Cet informateur aurait également souhaité un peu de flexibilité bureaucratique face à une situation extraordinaire. «C’est la deuxième fois que je dois faire une quarantaine à l’armée, avance-t-il. J’en avais déjà subi une lorsque nous avions eu des punaises de lits en 2015 et c’était le même désastre organisationnel. Il était impossible de libérer du matériel. Sans parler d’une logistique et d’une hiérarchie rigide comme la justice de Berne…»

Pour l’armée, il n’y a pas eu de déficit logistique. La caserne de Liestal avait déjà été ouverte auparavant et était la seule à être occupée durant les fêtes. Quant aux restrictions de déplacements, elles sont justifiées, estime Delphine Schwab-Allemand: «Comme il s’agissait de patients infectieux et que la caserne de Liestal se trouve en ville, les patients devaient être isolés.»

«C’était mal organisé, mais on s’est arrangé»
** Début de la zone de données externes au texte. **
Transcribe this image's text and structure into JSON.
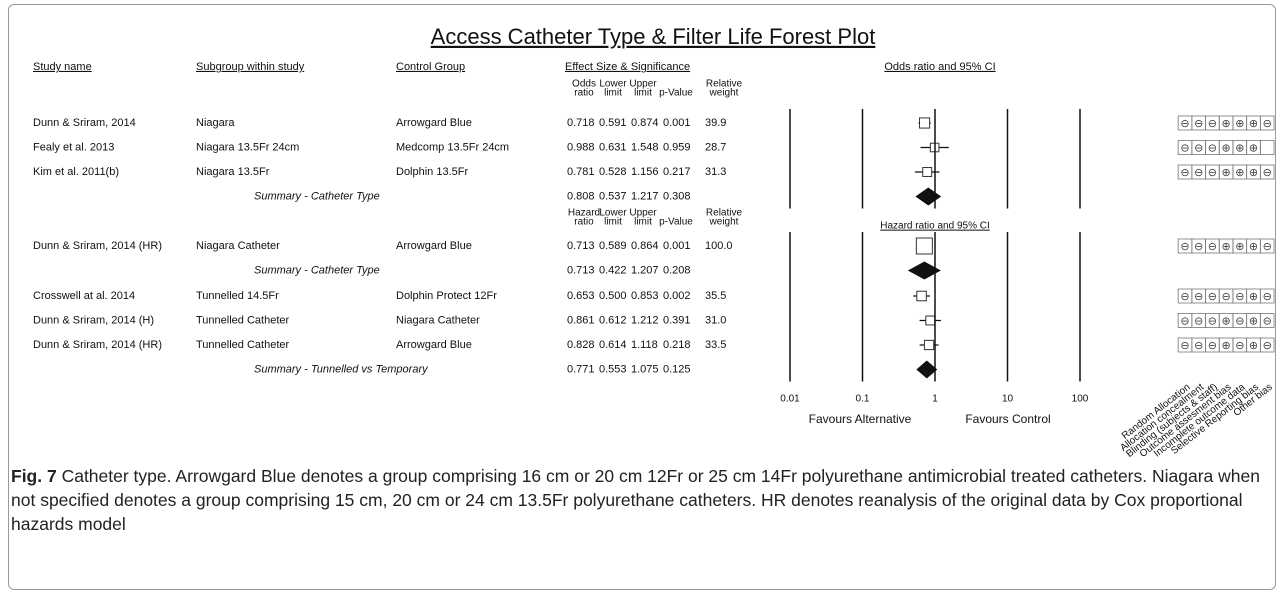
{
  "figure": {
    "title": "Access Catheter Type & Filter Life Forest Plot",
    "columns": [
      "Study name",
      "Subgroup within study",
      "Control Group",
      "Effect Size & Significance",
      "Odds ratio and 95% CI"
    ],
    "blocks": [
      {
        "stat_headers": [
          [
            "Odds",
            "ratio"
          ],
          [
            "Lower",
            "limit"
          ],
          [
            "Upper",
            "limit"
          ],
          [
            "p-Value"
          ],
          [
            "Relative",
            "weight"
          ]
        ],
        "rows": [
          {
            "study": "Dunn & Sriram, 2014",
            "subgroup": "Niagara",
            "control": "Arrowgard Blue",
            "stats": [
              "0.718",
              "0.591",
              "0.874",
              "0.001",
              "39.9"
            ],
            "bias": [
              "⊖",
              "⊖",
              "⊖",
              "⊕",
              "⊕",
              "⊕",
              "⊖"
            ]
          },
          {
            "study": "Fealy et al. 2013",
            "subgroup": "Niagara 13.5Fr 24cm",
            "control": "Medcomp 13.5Fr 24cm",
            "stats": [
              "0.988",
              "0.631",
              "1.548",
              "0.959",
              "28.7"
            ],
            "bias": [
              "⊖",
              "⊖",
              "⊖",
              "⊕",
              "⊕",
              "⊕",
              null
            ]
          },
          {
            "study": "Kim et al. 2011(b)",
            "subgroup": "Niagara 13.5Fr",
            "control": "Dolphin 13.5Fr",
            "stats": [
              "0.781",
              "0.528",
              "1.156",
              "0.217",
              "31.3"
            ],
            "bias": [
              "⊖",
              "⊖",
              "⊖",
              "⊕",
              "⊕",
              "⊕",
              "⊖"
            ]
          }
        ],
        "summary": {
          "label": "Summary - Catheter Type",
          "stats": [
            "0.808",
            "0.537",
            "1.217",
            "0.308"
          ]
        }
      },
      {
        "stat_headers": [
          [
            "Hazard",
            "ratio"
          ],
          [
            "Lower",
            "limit"
          ],
          [
            "Upper",
            "limit"
          ],
          [
            "p-Value"
          ],
          [
            "Relative",
            "weight"
          ]
        ],
        "plot_header": "Hazard ratio and 95% CI",
        "rows": [
          {
            "study": "Dunn & Sriram, 2014 (HR)",
            "subgroup": "Niagara Catheter",
            "control": "Arrowgard Blue",
            "stats": [
              "0.713",
              "0.589",
              "0.864",
              "0.001",
              "100.0"
            ],
            "bias": [
              "⊖",
              "⊖",
              "⊖",
              "⊕",
              "⊕",
              "⊕",
              "⊖"
            ]
          }
        ],
        "summary": {
          "label": "Summary - Catheter Type",
          "stats": [
            "0.713",
            "0.422",
            "1.207",
            "0.208"
          ]
        }
      },
      {
        "rows": [
          {
            "study": "Crosswell at al. 2014",
            "subgroup": "Tunnelled 14.5Fr",
            "control": "Dolphin Protect 12Fr",
            "stats": [
              "0.653",
              "0.500",
              "0.853",
              "0.002",
              "35.5"
            ],
            "bias": [
              "⊖",
              "⊖",
              "⊖",
              "⊖",
              "⊖",
              "⊕",
              "⊖"
            ]
          },
          {
            "study": "Dunn & Sriram, 2014 (H)",
            "subgroup": "Tunnelled Catheter",
            "control": "Niagara Catheter",
            "stats": [
              "0.861",
              "0.612",
              "1.212",
              "0.391",
              "31.0"
            ],
            "bias": [
              "⊖",
              "⊖",
              "⊖",
              "⊕",
              "⊖",
              "⊕",
              "⊖"
            ]
          },
          {
            "study": "Dunn & Sriram, 2014 (HR)",
            "subgroup": "Tunnelled Catheter",
            "control": "Arrowgard Blue",
            "stats": [
              "0.828",
              "0.614",
              "1.118",
              "0.218",
              "33.5"
            ],
            "bias": [
              "⊖",
              "⊖",
              "⊖",
              "⊕",
              "⊖",
              "⊕",
              "⊖"
            ]
          }
        ],
        "summary": {
          "label": "Summary - Tunnelled vs Temporary",
          "stats": [
            "0.771",
            "0.553",
            "1.075",
            "0.125"
          ]
        }
      }
    ],
    "axis": {
      "scale": "log",
      "xlim": [
        0.01,
        100
      ],
      "xticks": [
        0.01,
        0.1,
        1,
        10,
        100
      ],
      "left_label": "Favours Alternative",
      "right_label": "Favours Control"
    },
    "bias_labels": [
      "Random Allocation",
      "Allocation concealment",
      "Blinding (subjects & staff)",
      "Outcome assesment bias",
      "Incomplete outcome data",
      "Selective Reporting bias",
      "Other bias"
    ],
    "caption": {
      "label": "Fig. 7",
      "text": "Catheter type. Arrowgard Blue denotes a group comprising 16 cm or 20 cm 12Fr or 25 cm 14Fr polyurethane antimicrobial treated catheters. Niagara when not specified denotes a group comprising 15 cm, 20 cm or 24 cm 13.5Fr polyurethane catheters. HR denotes reanalysis of the original data by Cox proportional hazards model"
    }
  }
}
Elle contredit également notre source en expliquant «qu’ils avaient toutefois la possibilité de quitter leur chambre après chaque repas et de se déplacer librement dans une zone limitée de la caserne». Elle rebondit: «Ils avaient la possibilité d’utiliser quotidiennement la salle de sport».

Notre officier assure qu’il ne gardera pas un mauvais souvenir de cette aventure. Le personnel sur place — notamment soignant — s’est montré très arrangeant et les rigidités ont pu être aplanies au fur et à mesure, affirme-t-il. «J’étais très reconnaissant envers l’armée de nous permettre de nous isoler sans mettre nos proches en danger.»